Wiles also blamed the persistence of the Epstein saga on members of Trump’s own Cabinet, noting that the president’s chosen FBI director, Kash Patel, had advocated for the release of all Justice Department files related to the investigation for many years. Despite Trump’s claims that Clinton visited the disgraced financier and convicted sex abuser’s private island, Wiles acknowledged, Trump is “wrong about that.”

Wiles added that Bondi had “completely whiffed” on how she handled the Epstein files, an issue that has created a rift within MAGA.

“First she gave them binders full of nothingness. And then she said that the witness list, or the client list, was on her desk. There is no client list, and it sure as hell wasn’t on her desk,” Wiles said.

Wiles added that she has read the investigate files about Epstein, and acknowledged that Trump is mentioned in them, but said “he’s not in the file doing anything awful.”

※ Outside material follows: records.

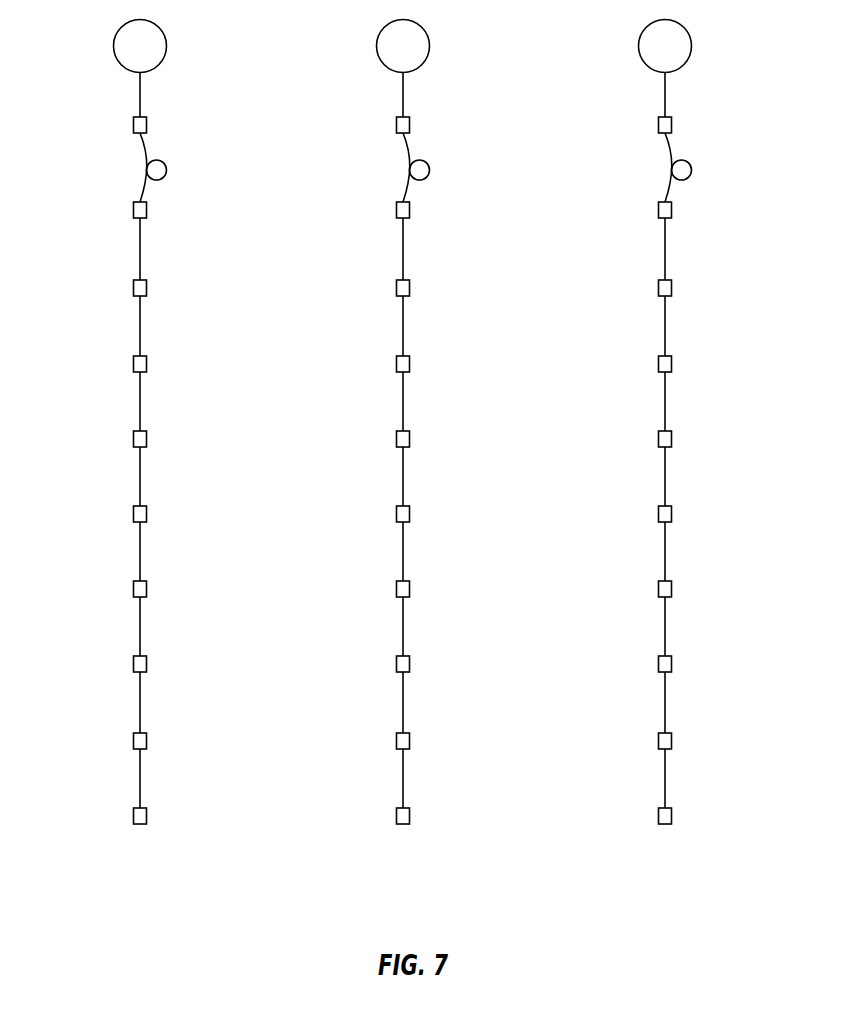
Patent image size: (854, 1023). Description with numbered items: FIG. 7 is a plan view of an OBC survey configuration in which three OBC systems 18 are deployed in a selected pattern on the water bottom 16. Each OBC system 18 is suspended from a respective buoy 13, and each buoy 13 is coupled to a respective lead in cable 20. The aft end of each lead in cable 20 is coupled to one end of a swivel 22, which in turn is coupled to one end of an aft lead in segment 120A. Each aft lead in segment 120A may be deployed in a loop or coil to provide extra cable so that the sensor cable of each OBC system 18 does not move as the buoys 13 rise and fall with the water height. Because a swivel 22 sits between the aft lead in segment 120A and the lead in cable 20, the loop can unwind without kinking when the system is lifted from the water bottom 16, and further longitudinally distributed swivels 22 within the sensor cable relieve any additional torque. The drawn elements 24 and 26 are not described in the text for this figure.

The buoy 13 is at (155, 47).
The lead in cable 20 is at (141, 93).
The swivel 22 is at (147, 124).
The aft lead in segment 120A is at (142, 186).
The solar module connector 24 is at (147, 287).
The end connector 26 is at (147, 815).
The OBC system 18 is at (143, 844).
The water bottom 16 is at (802, 430).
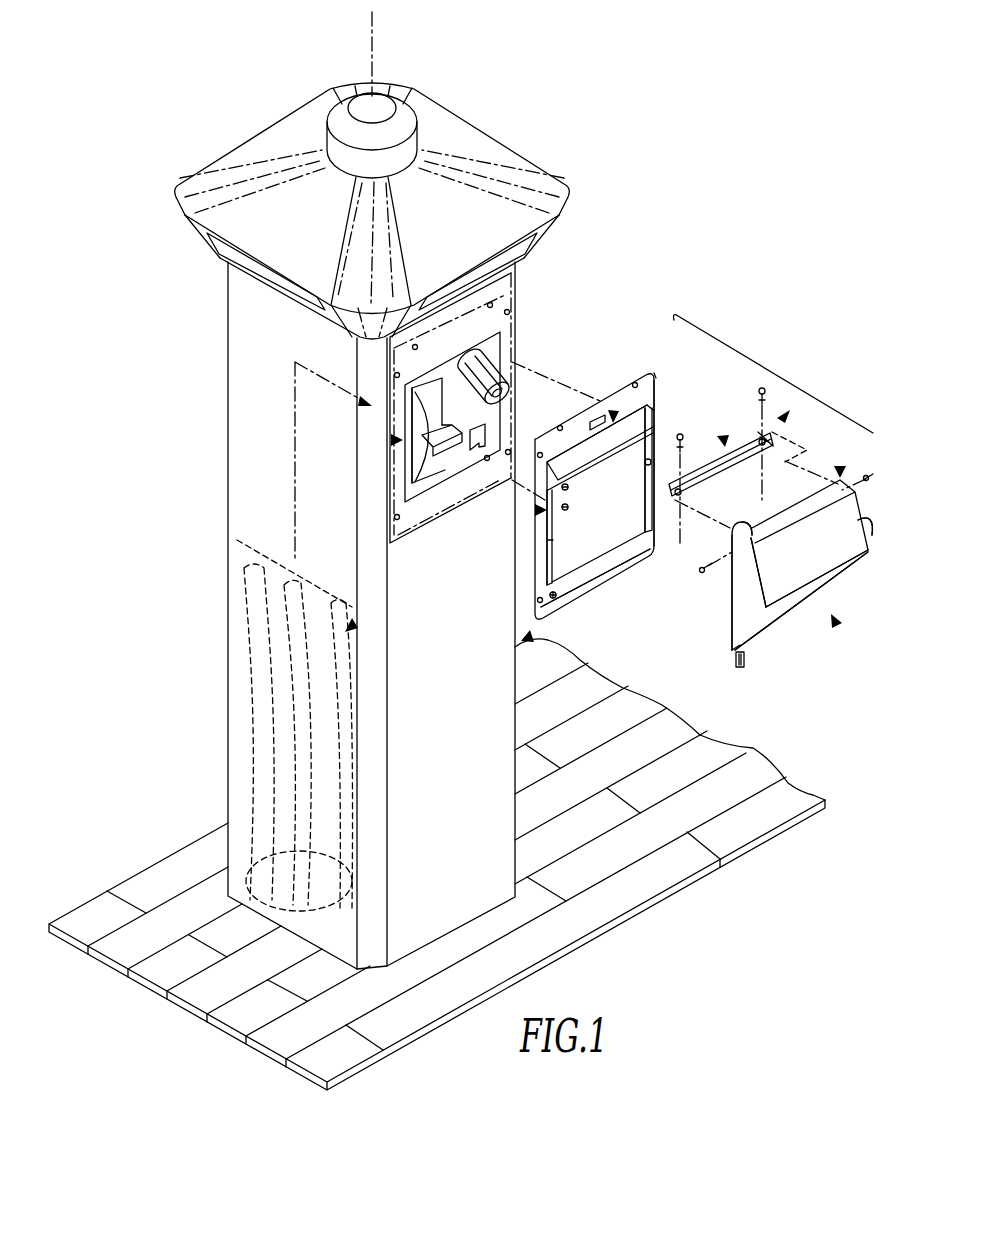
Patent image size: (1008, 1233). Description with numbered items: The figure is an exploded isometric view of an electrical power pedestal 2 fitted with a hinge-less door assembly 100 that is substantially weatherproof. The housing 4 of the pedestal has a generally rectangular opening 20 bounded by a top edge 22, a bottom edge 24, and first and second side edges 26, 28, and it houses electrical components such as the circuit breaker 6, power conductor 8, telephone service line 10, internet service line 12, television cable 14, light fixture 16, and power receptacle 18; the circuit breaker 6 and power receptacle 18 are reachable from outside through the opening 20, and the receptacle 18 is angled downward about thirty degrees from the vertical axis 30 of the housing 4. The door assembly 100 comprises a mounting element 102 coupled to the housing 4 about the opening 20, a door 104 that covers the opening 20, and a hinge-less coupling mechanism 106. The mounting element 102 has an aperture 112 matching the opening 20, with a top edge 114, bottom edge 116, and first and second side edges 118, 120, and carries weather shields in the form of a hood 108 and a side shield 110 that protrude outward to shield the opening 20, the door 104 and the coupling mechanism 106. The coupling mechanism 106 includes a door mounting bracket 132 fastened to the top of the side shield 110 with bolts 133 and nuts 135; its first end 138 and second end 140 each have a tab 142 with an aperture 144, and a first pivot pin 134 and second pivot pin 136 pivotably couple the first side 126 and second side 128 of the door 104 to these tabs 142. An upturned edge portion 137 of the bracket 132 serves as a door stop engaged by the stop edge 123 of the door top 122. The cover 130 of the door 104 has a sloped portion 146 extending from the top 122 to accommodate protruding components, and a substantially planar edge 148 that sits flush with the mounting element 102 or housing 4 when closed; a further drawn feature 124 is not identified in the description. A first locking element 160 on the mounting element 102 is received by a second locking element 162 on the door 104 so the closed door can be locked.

The electrical power pedestal 2 is at (194, 812).
The housing 4 is at (242, 373).
The circuit breaker 6 is at (412, 476).
The power conductor 8 is at (242, 578).
The telephone service line 10 is at (356, 603).
The internet service line 12 is at (352, 625).
The television cable 14 is at (318, 583).
The light fixture 16 is at (218, 257).
The power receptacle 18 is at (510, 385).
The opening 20 is at (394, 440).
The top edge 22 is at (496, 300).
The bottom edge 24 is at (440, 525).
The first side edge 26 is at (500, 340).
The second side edge 28 is at (400, 397).
The vertical axis 30 is at (372, 30).
The hinge-less door assembly 100 is at (786, 348).
The mounting element 102 is at (527, 636).
The door 104 is at (835, 626).
The hinge-less coupling mechanism 106 is at (723, 440).
The hood 108 is at (614, 413).
The side shield 110 is at (537, 510).
The aperture 112 is at (610, 543).
The top edge 114 is at (597, 470).
The bottom edge 116 is at (582, 565).
The first side edge 118 is at (632, 498).
The second side edge 120 is at (560, 545).
The top 122 is at (840, 468).
The stop edge 123 is at (756, 537).
The side edge 124 is at (760, 642).
The first side 126 is at (862, 533).
The second side 128 is at (738, 588).
The cover 130 is at (835, 600).
The door mounting bracket 132 is at (764, 470).
The bolts 133 is at (683, 437).
The first pivot pin 134 is at (869, 437).
The nuts 135 is at (571, 490).
The second pivot pin 136 is at (699, 574).
The upturned edge portion 137 is at (653, 460).
The first end 138 is at (786, 414).
The second end 140 is at (657, 370).
The tab 142 is at (792, 451).
The aperture 144 is at (752, 387).
The sloped portion 146 is at (790, 590).
The substantially planar edge 148 is at (728, 636).
The first locking element 160 is at (549, 595).
The second locking element 162 is at (742, 669).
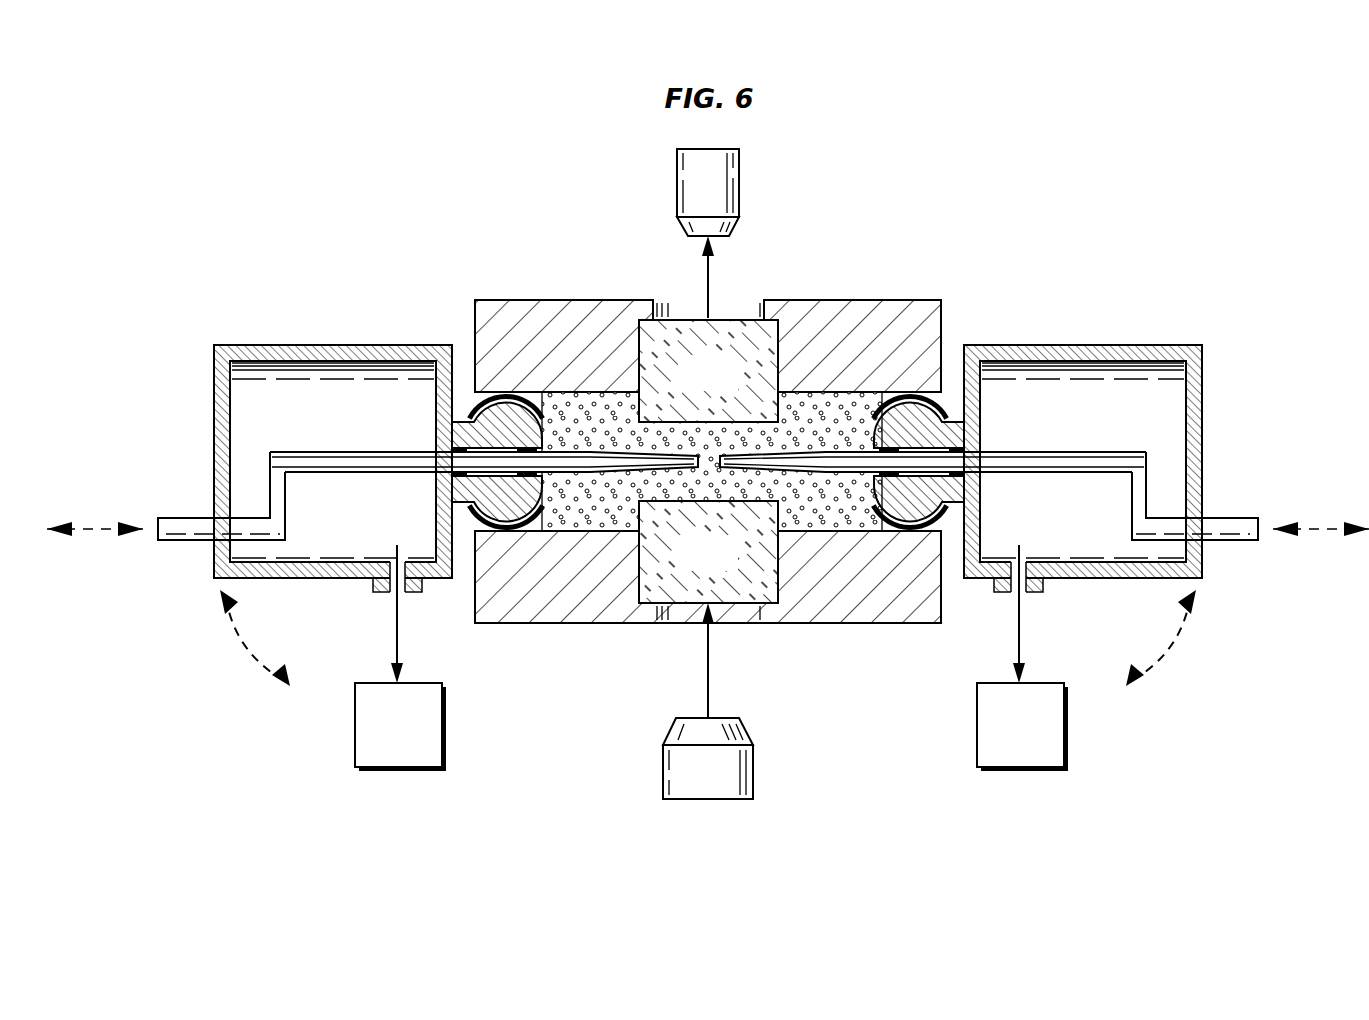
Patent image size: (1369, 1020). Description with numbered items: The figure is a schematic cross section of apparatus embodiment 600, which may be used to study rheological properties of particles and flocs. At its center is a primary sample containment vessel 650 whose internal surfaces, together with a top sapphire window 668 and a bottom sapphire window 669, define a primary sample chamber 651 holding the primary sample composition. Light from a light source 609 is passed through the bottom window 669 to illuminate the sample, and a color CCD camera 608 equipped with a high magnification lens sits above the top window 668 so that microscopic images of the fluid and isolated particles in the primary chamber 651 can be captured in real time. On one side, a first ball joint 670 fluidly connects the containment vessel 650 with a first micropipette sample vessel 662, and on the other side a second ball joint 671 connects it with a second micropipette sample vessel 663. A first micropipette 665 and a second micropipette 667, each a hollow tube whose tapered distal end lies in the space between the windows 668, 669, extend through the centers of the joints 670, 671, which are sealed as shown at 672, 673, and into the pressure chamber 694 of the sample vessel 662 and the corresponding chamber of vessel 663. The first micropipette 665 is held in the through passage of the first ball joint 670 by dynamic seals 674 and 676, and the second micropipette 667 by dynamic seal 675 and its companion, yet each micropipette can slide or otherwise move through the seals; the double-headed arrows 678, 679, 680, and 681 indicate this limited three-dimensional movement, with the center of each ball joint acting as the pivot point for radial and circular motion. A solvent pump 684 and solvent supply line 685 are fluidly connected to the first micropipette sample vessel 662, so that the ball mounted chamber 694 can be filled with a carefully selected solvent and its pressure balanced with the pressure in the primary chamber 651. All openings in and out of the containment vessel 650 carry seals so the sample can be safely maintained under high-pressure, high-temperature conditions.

The apparatus embodiment 600 is at (1002, 256).
The color CCD camera 608 is at (677, 178).
The light source 609 is at (753, 768).
The primary sample containment vessel 650 is at (556, 300).
The primary sample chamber 651 is at (829, 412).
The first micropipette sample vessel 662 is at (1150, 345).
The second micropipette sample vessel 663 is at (266, 345).
The first micropipette 665 is at (1033, 450).
The second micropipette 667 is at (385, 450).
The top sapphire window 668 is at (686, 388).
The bottom sapphire window 669 is at (686, 568).
The first ball joint 670 is at (900, 404).
The second ball joint 671 is at (460, 502).
The joint seal 672 is at (917, 392).
The joint seal 673 is at (503, 398).
The dynamic seal 674 is at (893, 474).
The dynamic seal 675 is at (520, 474).
The dynamic seal 676 is at (955, 502).
The double-headed arrow 678 is at (1328, 529).
The double-headed arrow 679 is at (90, 529).
The double-headed arrow 680 is at (1168, 640).
The double-headed arrow 681 is at (248, 640).
The solvent pump 684 is at (999, 743).
The solvent supply line 685 is at (376, 743).
The pressure chamber 694 is at (1063, 424).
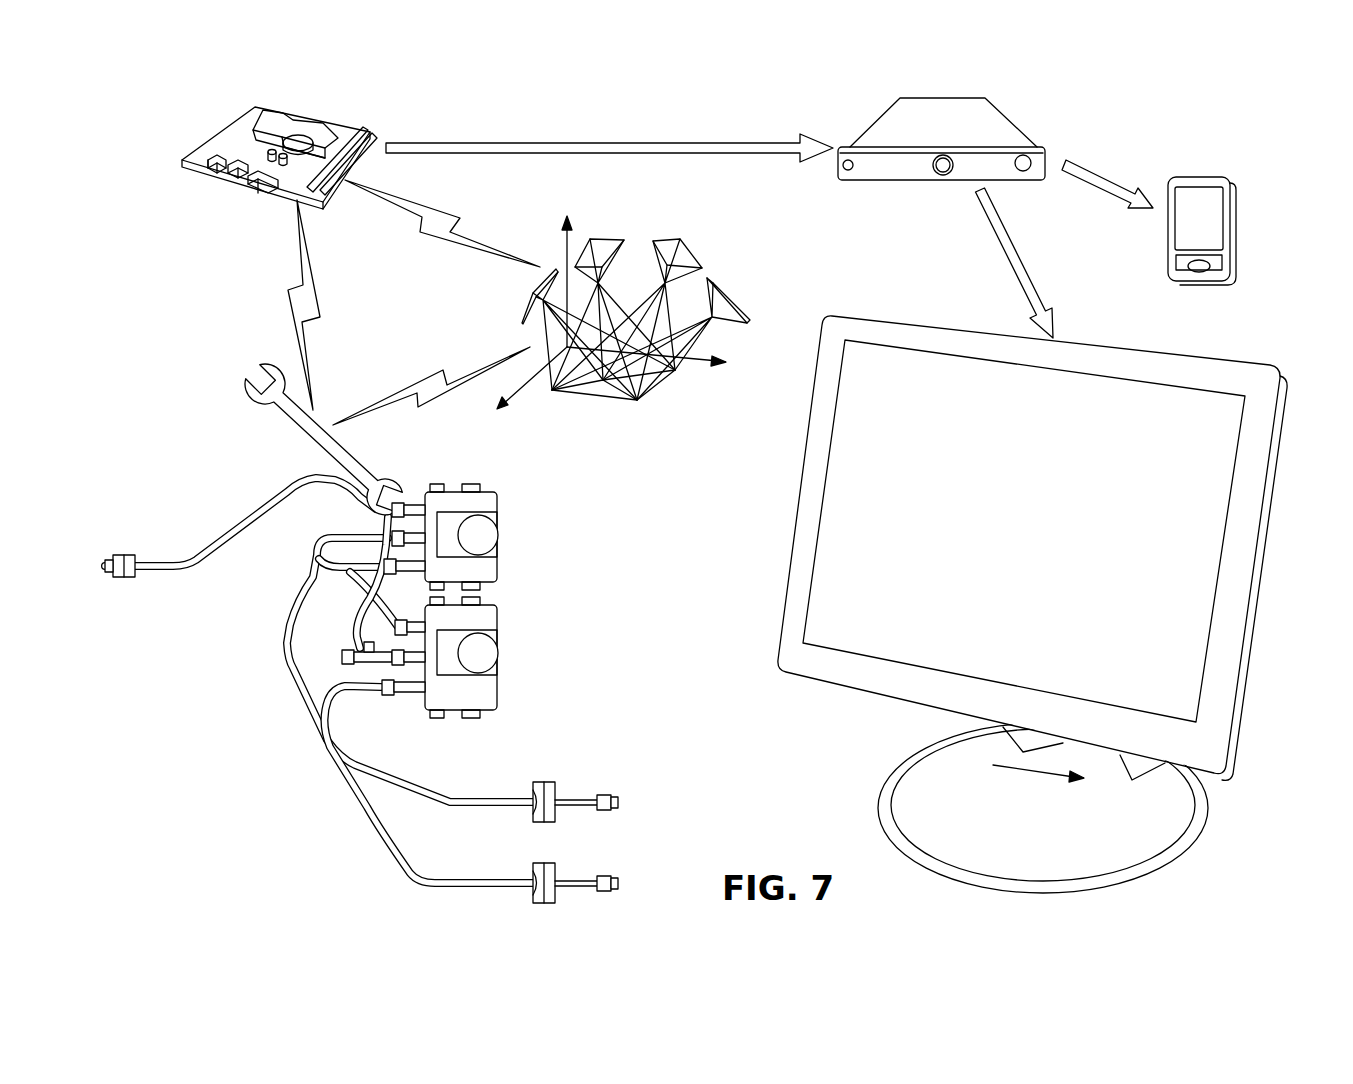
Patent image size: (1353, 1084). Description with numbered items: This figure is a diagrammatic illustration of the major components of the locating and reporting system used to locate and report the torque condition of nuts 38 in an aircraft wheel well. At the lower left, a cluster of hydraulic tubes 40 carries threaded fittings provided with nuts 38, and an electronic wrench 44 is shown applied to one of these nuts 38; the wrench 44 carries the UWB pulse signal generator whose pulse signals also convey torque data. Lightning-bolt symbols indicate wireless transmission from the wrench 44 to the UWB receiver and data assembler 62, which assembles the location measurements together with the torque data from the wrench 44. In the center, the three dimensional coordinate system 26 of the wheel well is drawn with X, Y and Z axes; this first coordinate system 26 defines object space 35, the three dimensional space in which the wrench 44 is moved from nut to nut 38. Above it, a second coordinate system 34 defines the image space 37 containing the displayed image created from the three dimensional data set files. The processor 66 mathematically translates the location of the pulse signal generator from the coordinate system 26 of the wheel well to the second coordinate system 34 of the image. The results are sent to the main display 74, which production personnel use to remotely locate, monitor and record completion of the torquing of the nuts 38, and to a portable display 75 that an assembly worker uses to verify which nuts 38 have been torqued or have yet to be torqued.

The three dimensional coordinate system 26 is at (543, 227).
The second coordinate system 34 is at (655, 227).
The object space 35 is at (578, 448).
The image space 37 is at (743, 228).
The nuts 38 is at (124, 578).
The hydraulic tubes 40 is at (221, 527).
The electronic wrench 44 is at (224, 375).
The UWB receiver and data assembler 62 is at (222, 182).
The processor 66 is at (900, 167).
The display 74 is at (843, 638).
The portable display 75 is at (1232, 203).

Vance, who she said had been a “conspiracy theorist for a decade,” said he had joked with Wiles about conspiracies in private before offering her praise.

“I’ve never seen Susie Wiles say something to the president and then go and counteract him or subvert his will behind the scenes. And that’s what you want in a staffer,” Vance told reporters. “I’ve never see her be disloyal to the president of the United States and that makes her the best White House chief of staff that the president could ask for.”

Russell Vought, the director of the Office of Management and Budget who Wiles described to Whipple as a “right-wing absolute zealot,” said in a social media post that she is an “exceptional chief of staff.” Karoline Leavitt, the White House press secretary, said the “entire administration is grateful for her steady leadership and united fully behind her.”

Wiles told Vanity Fair that she would be happy to stay in the role for as long as the president wanted her to stay, noting that she has time to devote to the job, being divorced and with her kids out of the house.

Trump had a troubled relationship with his chiefs of staff in his first term, cycling through four in four years. His longest-serving chief of staff, former Gen. John Kelly, served a year and a half.